Oh, and it may interest you to know that Bentham Online also accepted a computer-generated nonsense paper (reference). Clearly, Bentham Online’s peer-review process leaves much to be desired.

As I pointed out in one of my earliest articles, the thermite claim leaves much to be desired.

For one thing, Jones has been caught in a lie here. He states that a metal with low chromium and high manganese means it can’t be structural steel, when it was actually the other way around when the WTC was built (source).

Jones uses the presence of sulfur to “prove” thermite,” but there is another source for sulfur- the drywall for one. (source).

As we see here,  the chemical formula for drywall is CaSO4 • 2H2O, also known as calcium sulfate dehydrate.  Hint: Sulfate has sulfur in it- and it seems to me that two 110-story buildings and one 47-story building would contain a LOT of drywall.

There are other problems with the thermite claim too:

  1. He got the sample from another “truther,” which is suspect right there,
  2. the dust was sitting there for 9 days, giving it plenty of time to get contaminated,
  3. it came from the home of a sculptor who might use welding equipment for his work (reference ).

This quote from here makes a rather good point:

“In his 2008 ‘Microspheres and Temperatures‘ paper Jones presented three different spectra of spherical particles (he has found even more spectra not mentioned in the paper). Jones’s thermite/thermate theory is effectively debunked by the great variety of spectra of iron-rich microspheres in the WTC dust. This proves the spheres came from many different sources. If some of these sources were present before 9/11, e.g. in construction debris from welding and cutting operations, Jones needs to show us how he can distinguish between such particles and particles produced in the WTC fires.”
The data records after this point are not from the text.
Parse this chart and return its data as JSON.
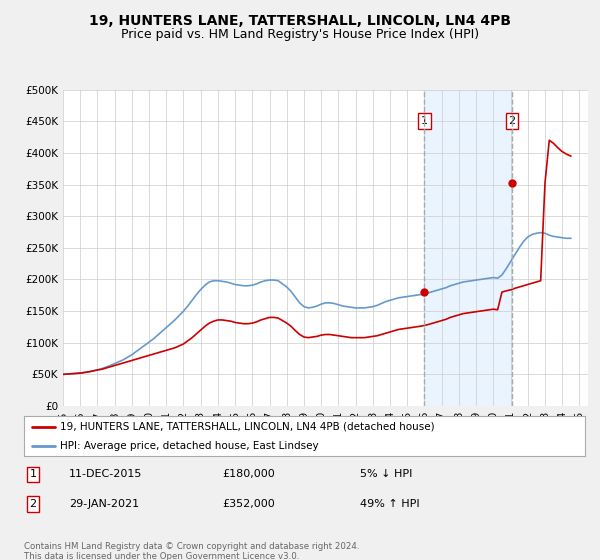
{
  "title": "19, HUNTERS LANE, TATTERSHALL, LINCOLN, LN4 4PB",
  "subtitle": "Price paid vs. HM Land Registry's House Price Index (HPI)",
  "title_fontsize": 10,
  "subtitle_fontsize": 9,
  "ylim": [
    0,
    500000
  ],
  "xlim_start": 1995.0,
  "xlim_end": 2025.5,
  "yticks": [
    0,
    50000,
    100000,
    150000,
    200000,
    250000,
    300000,
    350000,
    400000,
    450000,
    500000
  ],
  "ytick_labels": [
    "£0",
    "£50K",
    "£100K",
    "£150K",
    "£200K",
    "£250K",
    "£300K",
    "£350K",
    "£400K",
    "£450K",
    "£500K"
  ],
  "xticks": [
    1995,
    1996,
    1997,
    1998,
    1999,
    2000,
    2001,
    2002,
    2003,
    2004,
    2005,
    2006,
    2007,
    2008,
    2009,
    2010,
    2011,
    2012,
    2013,
    2014,
    2015,
    2016,
    2017,
    2018,
    2019,
    2020,
    2021,
    2022,
    2023,
    2024,
    2025
  ],
  "bg_color": "#f0f0f0",
  "plot_bg_color": "#ffffff",
  "grid_color": "#cccccc",
  "event1_x": 2016.0,
  "event1_label": "1",
  "event1_price": 180000,
  "event1_date": "11-DEC-2015",
  "event1_hpi_pct": "5% ↓ HPI",
  "event2_x": 2021.08,
  "event2_label": "2",
  "event2_price": 352000,
  "event2_date": "29-JAN-2021",
  "event2_hpi_pct": "49% ↑ HPI",
  "shade_color": "#ddeeff",
  "legend_line1": "19, HUNTERS LANE, TATTERSHALL, LINCOLN, LN4 4PB (detached house)",
  "legend_line2": "HPI: Average price, detached house, East Lindsey",
  "footer": "Contains HM Land Registry data © Crown copyright and database right 2024.\nThis data is licensed under the Open Government Licence v3.0.",
  "hpi_x": [
    1995.0,
    1995.25,
    1995.5,
    1995.75,
    1996.0,
    1996.25,
    1996.5,
    1996.75,
    1997.0,
    1997.25,
    1997.5,
    1997.75,
    1998.0,
    1998.25,
    1998.5,
    1998.75,
    1999.0,
    1999.25,
    1999.5,
    1999.75,
    2000.0,
    2000.25,
    2000.5,
    2000.75,
    2001.0,
    2001.25,
    2001.5,
    2001.75,
    2002.0,
    2002.25,
    2002.5,
    2002.75,
    2003.0,
    2003.25,
    2003.5,
    2003.75,
    2004.0,
    2004.25,
    2004.5,
    2004.75,
    2005.0,
    2005.25,
    2005.5,
    2005.75,
    2006.0,
    2006.25,
    2006.5,
    2006.75,
    2007.0,
    2007.25,
    2007.5,
    2007.75,
    2008.0,
    2008.25,
    2008.5,
    2008.75,
    2009.0,
    2009.25,
    2009.5,
    2009.75,
    2010.0,
    2010.25,
    2010.5,
    2010.75,
    2011.0,
    2011.25,
    2011.5,
    2011.75,
    2012.0,
    2012.25,
    2012.5,
    2012.75,
    2013.0,
    2013.25,
    2013.5,
    2013.75,
    2014.0,
    2014.25,
    2014.5,
    2014.75,
    2015.0,
    2015.25,
    2015.5,
    2015.75,
    2016.0,
    2016.25,
    2016.5,
    2016.75,
    2017.0,
    2017.25,
    2017.5,
    2017.75,
    2018.0,
    2018.25,
    2018.5,
    2018.75,
    2019.0,
    2019.25,
    2019.5,
    2019.75,
    2020.0,
    2020.25,
    2020.5,
    2020.75,
    2021.0,
    2021.25,
    2021.5,
    2021.75,
    2022.0,
    2022.25,
    2022.5,
    2022.75,
    2023.0,
    2023.25,
    2023.5,
    2023.75,
    2024.0,
    2024.25,
    2024.5
  ],
  "hpi_y": [
    50000,
    50500,
    51000,
    51500,
    52000,
    53000,
    54000,
    55500,
    57000,
    59000,
    61500,
    64000,
    67000,
    70000,
    73000,
    77000,
    81000,
    86000,
    91000,
    96000,
    101000,
    106000,
    112000,
    118000,
    124000,
    130000,
    136000,
    143000,
    150000,
    158000,
    167000,
    176000,
    184000,
    191000,
    196000,
    198000,
    198000,
    197000,
    196000,
    194000,
    192000,
    191000,
    190000,
    190000,
    191000,
    193000,
    196000,
    198000,
    199000,
    199000,
    198000,
    193000,
    188000,
    181000,
    172000,
    163000,
    157000,
    155000,
    156000,
    158000,
    161000,
    163000,
    163000,
    162000,
    160000,
    158000,
    157000,
    156000,
    155000,
    155000,
    155000,
    156000,
    157000,
    159000,
    162000,
    165000,
    167000,
    169000,
    171000,
    172000,
    173000,
    174000,
    175000,
    176000,
    177000,
    179000,
    181000,
    183000,
    185000,
    187000,
    190000,
    192000,
    194000,
    196000,
    197000,
    198000,
    199000,
    200000,
    201000,
    202000,
    203000,
    202000,
    207000,
    217000,
    228000,
    239000,
    250000,
    260000,
    267000,
    271000,
    273000,
    274000,
    273000,
    270000,
    268000,
    267000,
    266000,
    265000,
    265000
  ],
  "red_x": [
    1995.0,
    1995.25,
    1995.5,
    1995.75,
    1996.0,
    1996.25,
    1996.5,
    1996.75,
    1997.0,
    1997.25,
    1997.5,
    1997.75,
    1998.0,
    1998.25,
    1998.5,
    1998.75,
    1999.0,
    1999.25,
    1999.5,
    1999.75,
    2000.0,
    2000.25,
    2000.5,
    2000.75,
    2001.0,
    2001.25,
    2001.5,
    2001.75,
    2002.0,
    2002.25,
    2002.5,
    2002.75,
    2003.0,
    2003.25,
    2003.5,
    2003.75,
    2004.0,
    2004.25,
    2004.5,
    2004.75,
    2005.0,
    2005.25,
    2005.5,
    2005.75,
    2006.0,
    2006.25,
    2006.5,
    2006.75,
    2007.0,
    2007.25,
    2007.5,
    2007.75,
    2008.0,
    2008.25,
    2008.5,
    2008.75,
    2009.0,
    2009.25,
    2009.5,
    2009.75,
    2010.0,
    2010.25,
    2010.5,
    2010.75,
    2011.0,
    2011.25,
    2011.5,
    2011.75,
    2012.0,
    2012.25,
    2012.5,
    2012.75,
    2013.0,
    2013.25,
    2013.5,
    2013.75,
    2014.0,
    2014.25,
    2014.5,
    2014.75,
    2015.0,
    2015.25,
    2015.5,
    2015.75,
    2015.95,
    2016.25,
    2016.5,
    2016.75,
    2017.0,
    2017.25,
    2017.5,
    2017.75,
    2018.0,
    2018.25,
    2018.5,
    2018.75,
    2019.0,
    2019.25,
    2019.5,
    2019.75,
    2020.0,
    2020.25,
    2020.5,
    2020.75,
    2021.08,
    2021.25,
    2021.5,
    2021.75,
    2022.0,
    2022.25,
    2022.5,
    2022.75,
    2023.0,
    2023.25,
    2023.5,
    2023.75,
    2024.0,
    2024.25,
    2024.5
  ],
  "red_y": [
    50000,
    50500,
    51000,
    51500,
    52000,
    53000,
    54000,
    55500,
    57000,
    58000,
    60000,
    62000,
    64000,
    66000,
    68000,
    70000,
    72000,
    74000,
    76000,
    78000,
    80000,
    82000,
    84000,
    86000,
    88000,
    90000,
    92000,
    95000,
    98000,
    103000,
    108000,
    114000,
    120000,
    126000,
    131000,
    134000,
    136000,
    136000,
    135000,
    134000,
    132000,
    131000,
    130000,
    130000,
    131000,
    133000,
    136000,
    138000,
    140000,
    140000,
    139000,
    135000,
    131000,
    126000,
    119000,
    113000,
    109000,
    108000,
    109000,
    110000,
    112000,
    113000,
    113000,
    112000,
    111000,
    110000,
    109000,
    108000,
    108000,
    108000,
    108000,
    109000,
    110000,
    111000,
    113000,
    115000,
    117000,
    119000,
    121000,
    122000,
    123000,
    124000,
    125000,
    126000,
    127000,
    129000,
    131000,
    133000,
    135000,
    137000,
    140000,
    142000,
    144000,
    146000,
    147000,
    148000,
    149000,
    150000,
    151000,
    152000,
    153000,
    152000,
    180000,
    182000,
    184000,
    186000,
    188000,
    190000,
    192000,
    194000,
    196000,
    198000,
    352000,
    420000,
    415000,
    408000,
    402000,
    398000,
    395000
  ],
  "red_color": "#cc0000",
  "blue_color": "#6699cc",
  "vline_color": "#aaaaaa"
}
And this quote from the same site:

“Steven Jones also continues to ignore all the other, natural explanations for his findings, including:

  • Pigments and fillers used in plastics
  • Fly ash from the combustion of cellulose-based materials: wood, cardboard and paper
  • Welding fume left in the towers from construction activities
  • Wear particles from grinding and cutting during construction of the towers
  • Iron powder cores from electronics (e.g. transformer cores)
  • NYC background levels of particulate from general environmental sources 

Instead of considering any of these natural alternatives, he keeps insisting that he has found traces of thermite.”

One other problem as well – where are the unfired devices, remains of fired devices, large “pigs” of formerly molten iron, etc. – not to mention the fact that thermite burns COMPLETELY (reference).  Hint: That means it would NOT still be there even 24 hours later.

Finally, while I was unable to find anything about Daniel Farnsworth, or Bradley R. Larsen, here are the facts about the remaining authors of titled “Active Thermitic Material Discovered in Dust from the 9/11 World Trade Center Catastrophe:” 

Steven Jones is a PHYSICIST, Neils Harrit is a CHEMIST (source ), Jeffrey Farrer – lab manager at physics and astronomy lab at BYU, specifically electron microscopy (reference) who recently quit the 9/11 “Truth” Movement as he was, in his own words, disturbed that it appeared to have a political viewpoint  (source ), Kevin R. Ryan, who was caught lying – he said Underwriter Labs certified steel when they do NOT do so – they certify the ASSEMBLY AFTER it has been put together. Oh, and Mr. Ryan was a WATER tester and was FIRED from UL (source ), and Frank M Legge works for Logical Systems Consulting in Perth, Australia (source), which is an Information Technology company, as I found out when Googling it, Gregg Roberts is a technical writer and business analyst (source), and James R. Gourley works for EPA (reference ).

In short, not a SINGLE one of the authors is credentialed in the field of structural or civil engineering.


Clearly, these particular “scientists” must have gotten their degree as the prize in a box of Crackerjacks.